At a meeting with irritated Alaskans, Scott Johnson, TSA field operations manager, said the agency is considering a risk-based system for ranking the threat of individual travelers, writes the Associated Press’ Dan Joling. Johnson met Alaskans who want to change screening procedures for some travelers, convened by the United States for Travel Freedom Caucus, according to a post at the “Truth is Contagious” blog.

Alaska state representative Sharon Cissna offered the primary horror story for the discussion. A cancer survivor who had a mastectomy, Cissna refused a pat-down in Seattle while traveling home to Alaska and ended up taking the slow boat to Alaska — literally. Her journey included a two-day ferry ride from British Columbia to Juneau, writes the Associated Press’ Becky Bohrer.

During the round table discussion hosted by Sen. Mark Begich (D-Alaska), Cissna and others asked TSA to reconsider pat-downs for travelers with special needs, such as sexual trauma victims or people with specific health concerns, Joling writes. Johnson said TSA is looking into a risk-based system that avoids qualifying as profiling while still alleviating the need to subject every traveler to arguably invasive pat-downs.
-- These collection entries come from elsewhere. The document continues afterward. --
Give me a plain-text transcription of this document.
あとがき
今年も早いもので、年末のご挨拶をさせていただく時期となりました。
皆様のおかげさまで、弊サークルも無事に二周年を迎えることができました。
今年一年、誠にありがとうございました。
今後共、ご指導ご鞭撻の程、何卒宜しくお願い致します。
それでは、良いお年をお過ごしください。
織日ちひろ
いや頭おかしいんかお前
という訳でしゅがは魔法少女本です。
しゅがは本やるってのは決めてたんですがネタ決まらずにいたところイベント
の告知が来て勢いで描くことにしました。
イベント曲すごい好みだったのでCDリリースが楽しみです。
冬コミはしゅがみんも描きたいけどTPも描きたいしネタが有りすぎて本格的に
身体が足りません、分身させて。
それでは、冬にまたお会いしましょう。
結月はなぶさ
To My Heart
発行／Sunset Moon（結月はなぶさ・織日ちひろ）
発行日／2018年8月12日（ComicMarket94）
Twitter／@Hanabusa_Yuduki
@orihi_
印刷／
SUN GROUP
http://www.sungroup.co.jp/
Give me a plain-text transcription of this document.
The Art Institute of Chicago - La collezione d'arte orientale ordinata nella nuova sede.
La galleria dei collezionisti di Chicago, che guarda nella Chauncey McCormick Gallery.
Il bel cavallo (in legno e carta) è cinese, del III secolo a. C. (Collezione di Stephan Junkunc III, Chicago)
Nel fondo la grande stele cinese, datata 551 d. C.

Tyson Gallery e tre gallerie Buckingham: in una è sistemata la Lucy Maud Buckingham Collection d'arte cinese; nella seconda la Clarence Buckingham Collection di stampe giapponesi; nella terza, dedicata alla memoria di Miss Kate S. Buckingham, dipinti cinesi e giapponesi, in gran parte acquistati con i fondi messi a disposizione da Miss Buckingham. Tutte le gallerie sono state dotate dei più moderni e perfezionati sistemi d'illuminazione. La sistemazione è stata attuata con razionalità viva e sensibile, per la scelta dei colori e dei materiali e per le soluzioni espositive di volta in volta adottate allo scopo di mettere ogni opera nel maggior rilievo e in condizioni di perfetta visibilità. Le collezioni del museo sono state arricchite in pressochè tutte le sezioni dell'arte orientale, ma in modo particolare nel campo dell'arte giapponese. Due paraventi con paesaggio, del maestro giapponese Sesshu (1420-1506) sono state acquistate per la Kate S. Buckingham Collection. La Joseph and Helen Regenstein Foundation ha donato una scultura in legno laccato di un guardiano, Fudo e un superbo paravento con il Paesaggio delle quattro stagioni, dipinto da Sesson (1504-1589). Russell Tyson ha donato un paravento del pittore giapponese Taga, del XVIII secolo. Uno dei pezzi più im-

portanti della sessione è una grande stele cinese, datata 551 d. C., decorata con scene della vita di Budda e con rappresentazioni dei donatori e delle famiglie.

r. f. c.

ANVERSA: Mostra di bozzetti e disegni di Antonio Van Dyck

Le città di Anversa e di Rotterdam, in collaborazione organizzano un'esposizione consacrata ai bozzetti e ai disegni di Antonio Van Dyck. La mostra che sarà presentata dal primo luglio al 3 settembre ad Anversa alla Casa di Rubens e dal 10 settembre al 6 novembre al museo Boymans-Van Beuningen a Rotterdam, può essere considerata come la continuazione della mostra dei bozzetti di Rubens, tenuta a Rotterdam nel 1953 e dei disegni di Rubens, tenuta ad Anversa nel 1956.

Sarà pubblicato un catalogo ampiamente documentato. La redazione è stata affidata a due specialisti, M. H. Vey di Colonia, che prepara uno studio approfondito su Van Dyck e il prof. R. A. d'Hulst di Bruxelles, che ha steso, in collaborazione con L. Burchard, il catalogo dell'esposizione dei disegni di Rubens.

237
As we wrote in May, TSA defends its position that pat-downs are a necessary security option to protect all travelers. For travelers who refuse to pass through full-body scan devices — and TSA asserted in a blog post that they don’t present any serious radiation threats — a pat-down is in store.

From Texas legislators to “Saturday Night Live” comedians, TSA has become the object of criticism and ridicule. A post on the Beaumont Enterprise’s “The Bayou” blog features a clever clip of the SNL crew poking fun at the salacious security measures.

Sexy Lady No. 1: Looking for a little human interaction?

Sexy Lady No. 2: Do you want to feel contact in certain special places?

TSA agent: Then why not go through security at an airport?

Of course, the blog serving the Beaumont, Texas, community points out that plenty of people don’t find anything funny about the perceived government-sanctioned molestation. The blog references Texas lawmakers’ recent decision to can legislation that would allow police to arrest and charge TSA agents for sexual molestation — only after the federal government threatened to ban flights from departing in Texas. And a recent settlement further riles up the anti-TSA legions in Texas.

According to the United Kingdom’s Daily Mail Reporter, TSA paid $2,350 in a settlement with an Amarillo, Texas, woman who sued the agency for negligence and infliction of emotional distress when her breasts were exposed during a pat-down in the Corpus Christi, Texas, airport. The small dollar figure angered the blog writer in Beaumont, who points out the total barely covers legal fees in the case.

In addition to its attempt protect the U.S. transportation system — the mission statement doesn’t mention privacy — TSA is battling a major public relations fiasco. Although the agency won the battle with Texas, Utah looks like the next state that will challenge the federal agency. According to USA Today’s David Grossman, Utah state representative Carl Wimmer is preparing a bill that resembles Texas’ failed version and would ban pat-downs in Utah.